Zovatto se basa en números para no subestimar las posibles consecuencias del fraude en las recientes elecciones. “De unas 150 elecciones presidenciales de América Latina desde 1978 hasta la fecha, solo 3 procesos con un considerable diferencial de votos una crisis política y que llevaron a la salida del presidente o a recortar el mandato: la de 1989 en Panamá con el fraude protagonizado por el régimen de Noriega que produjo la invasión de EEUU; la de 1994 en República Dominicana en la que mediaron EEUU, OEA y Centro Carter hasta conseguir el recorte del mandado y prohibición de reelección consecutiva y la de 2000 en Perú con la reelección de Fujimori frente a Alejandro Toledo, que generó una crisis importante en la que intervino Canadá, EEUU y OEA y que produjo la renuncia de Fujimori y su posterior detención”.

 

Diálogo y elecciones

El CNE y las 4 rectoras han perdido toda la credibilidad, observa Zovatto, por lo que considera que “sería un suicidio ir a elecciones de cualquier tipo con el actual organismo electoral”. Sin embargo, destaca la importancia del voto como salida institucional a la crisis.
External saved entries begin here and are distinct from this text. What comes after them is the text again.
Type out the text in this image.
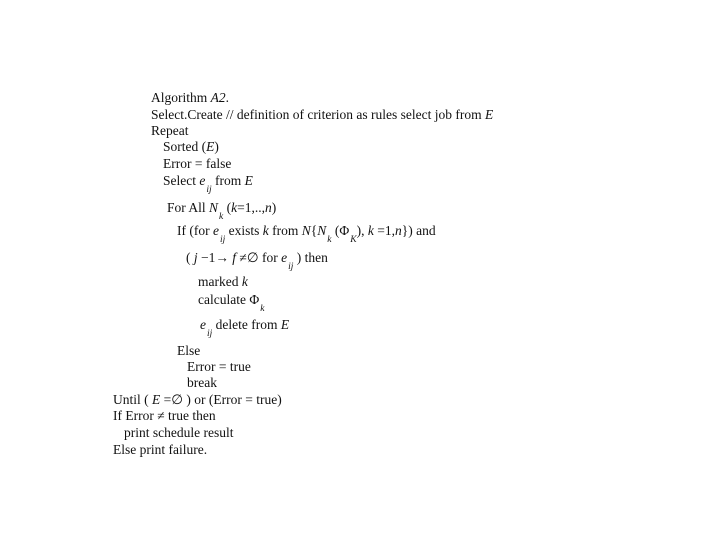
Algorithm A2.
Select.Create // definition of criterion as rules select job from E
Repeat
Sorted (E)
Error = false
Select $e_{ij}$ from E
For All $N_k$ (k=1,..,n)
If (for $e_{ij}$ exists k from $N\{N_k$ $(\Phi_K)$, k =1,n}) and
( j −1→ f ≠∅ for $e_{ij}$ ) then
marked k
calculate $\Phi_k$
$e_{ij}$ delete from E
Else
Error = true
break
Until ( E =∅ ) or (Error = true)
If Error ≠ true then
print schedule result
Else print failure.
Para ello, hay que retomar el proceso de diálogo entre gobierno y oposición para dirimir diferencias a través de las elecciones, restituyendo la autoridad electoral y definiendo un calendario electoral. “Pero necesariamente hay que renovar no sólo el CNE sino también las Salas Electoral y Constitucional del TSJ para que no las apelen judicialmente, aparte de garantizar la presencia de observadores internacionales con credibilidad y profesionalismo”.